VirtualGL in a container

Thanks for finding the typo. I just fixed it.

The short answer is that currently, the proxy devices do not transcend between LXD installations.
See recent post at Forward port to be accessible from remote container

That is, if you

lxc launch ubuntu:18.04 myremotelxd:mytest --profile default --profile x11
lxc exec myremotelxd:mytest -- sudo --user ubuntu --login
xclock

then the xclock application will (try to) appear on the system with myremotelxd, not your local computer. The reason is that the lxc client, when working with remote LXD servers, does some things between local and remote (such as lxc file push) and others between the remote host and the remote container (such as lxc config device).

If you look into the container logs on the remote server, you will likely see the proxy device failing to get created. This should be on myremotelxd, at /var/snap/lxd/common/lxd/logs/mycontainer/.

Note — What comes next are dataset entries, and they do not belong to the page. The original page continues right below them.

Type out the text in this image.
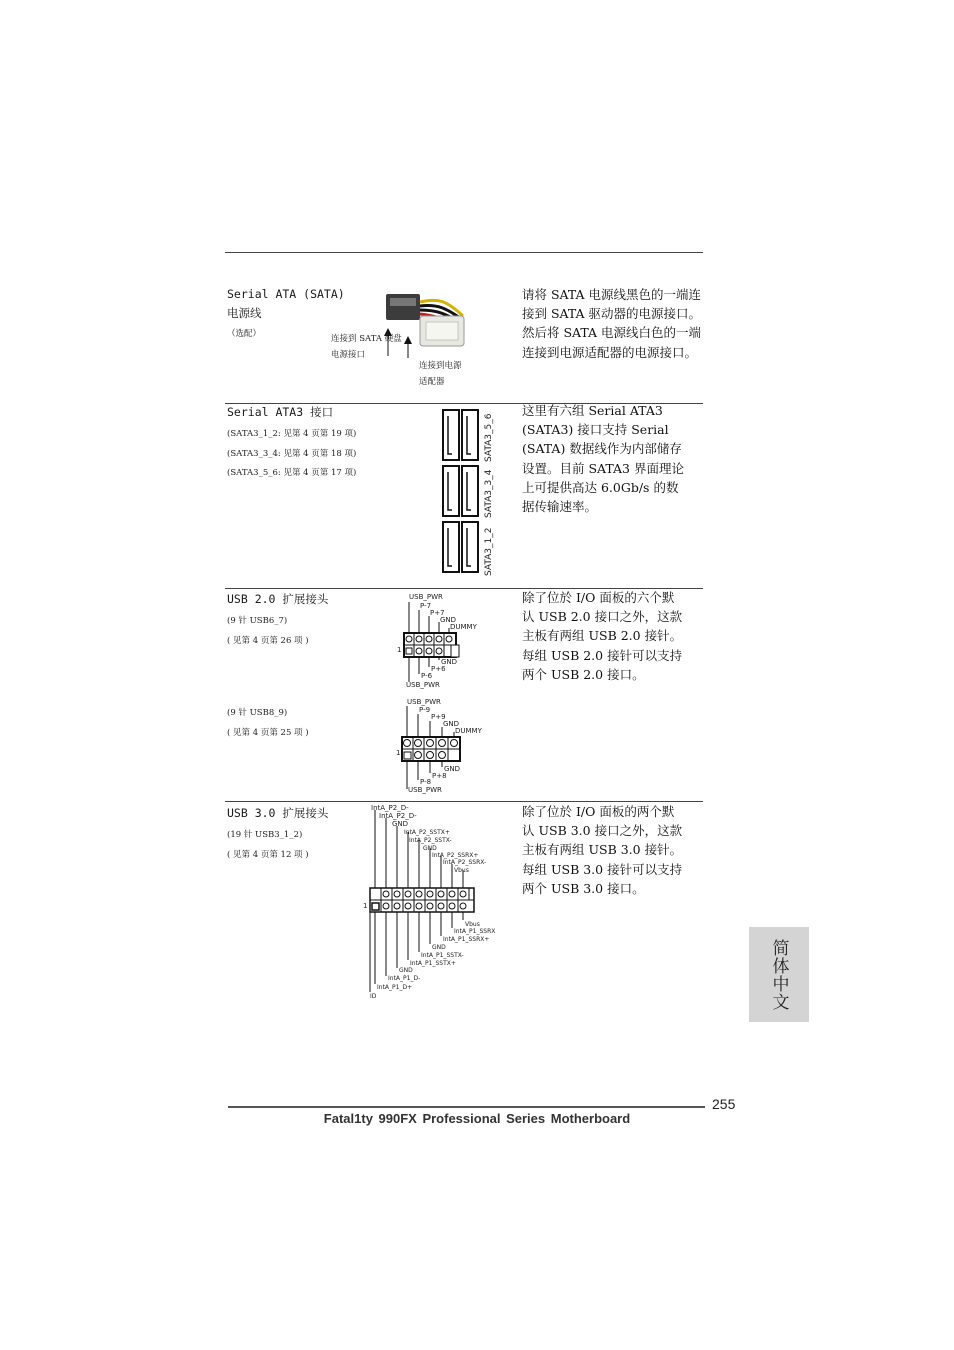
Serial ATA (SATA)
电源线
（选配）	连接到 SATA 硬盘
电源接口
连接到电源
适配器
请将 SATA 电源线黑色的一端连
接到 SATA 驱动器的电源接口。
然后将 SATA 电源线白色的一端
连接到电源适配器的电源接口。
Serial ATA3 接口
(SATA3_1_2: 见第 4 页第 19 项)
(SATA3_3_4: 见第 4 页第 18 项)
(SATA3_5_6: 见第 4 页第 17 项)
SATA3_5_6
SATA3_3_4
SATA3_1_2
这里有六组 Serial ATA3
(SATA3) 接口支持 Serial
(SATA) 数据线作为内部储存
设置。目前 SATA3 界面理论
上可提供高达 6.0Gb/s 的数
据传输速率。
USB 2.0 扩展接头
(9 针 USB6_7)
( 见第 4 页第 26 项 )
(9 针 USB8_9)
( 见第 4 页第 25 项 )
USB_PWR
P-7
P+7
GND
DUMMY
1
GND
P+6
P-6
USB_PWR
USB_PWR
P-9
P+9
GND
DUMMY
1
GND
P+8
P-8
USB_PWR
除了位於 I/O 面板的六个默
认 USB 2.0 接口之外，这款
主板有两组 USB 2.0 接针。
每组 USB 2.0 接针可以支持
两个 USB 2.0 接口。
USB 3.0 扩展接头
(19 针 USB3_1_2)
( 见第 4 页第 12 项 )
IntA_P2_D-
IntA_P2_D-
GND
IntA_P2_SSTX+
IntA_P2_SSTX-
GND
IntA_P2_SSRX+
IntA_P2_SSRX-
Vbus
1
Vbus
IntA_P1_SSRX
IntA_P1_SSRX+
GND
IntA_P1_SSTX-
IntA_P1_SSTX+
GND
IntA_P1_D-
IntA_P1_D+
ID
除了位於 I/O 面板的两个默
认 USB 3.0 接口之外，这款
主板有两组 USB 3.0 接针。
每组 USB 3.0 接针可以支持
两个 USB 3.0 接口。
简体中文
255
Fatal1ty 990FX Professional Series Motherboard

So, how do you deal with this issue?The communication between the X server and the X11 applications is uncompressed and requires lots of speed so that the applications not not appear to stutter when you use them. For this reason there are alternative protocols like VNC that compress this communication quite efficiently.

However, what can you do if you really want to CUDA stuff on a remote computer that has the GPU?

  1. You can create a new LXD profile (x11network), one that does not have the X0 proxy device.
  2. Use SSH and socat, for example, to pass your local /tmp/.X11-unix/X0 socket to the container.
  3. Test first that xclock works.

Hint: Here is the command line that works. It is quite slow and you would need to figure out how to optimize.

socat exec:'ssh -p 2222 ubuntu@remotelxd.example.com socat unix-l\:/tmp/.X11-unix/X1 -' unix:/tmp/.X11-unix/X0

X1 is the socket of your local desktop. X0 is the new socket at the remote container.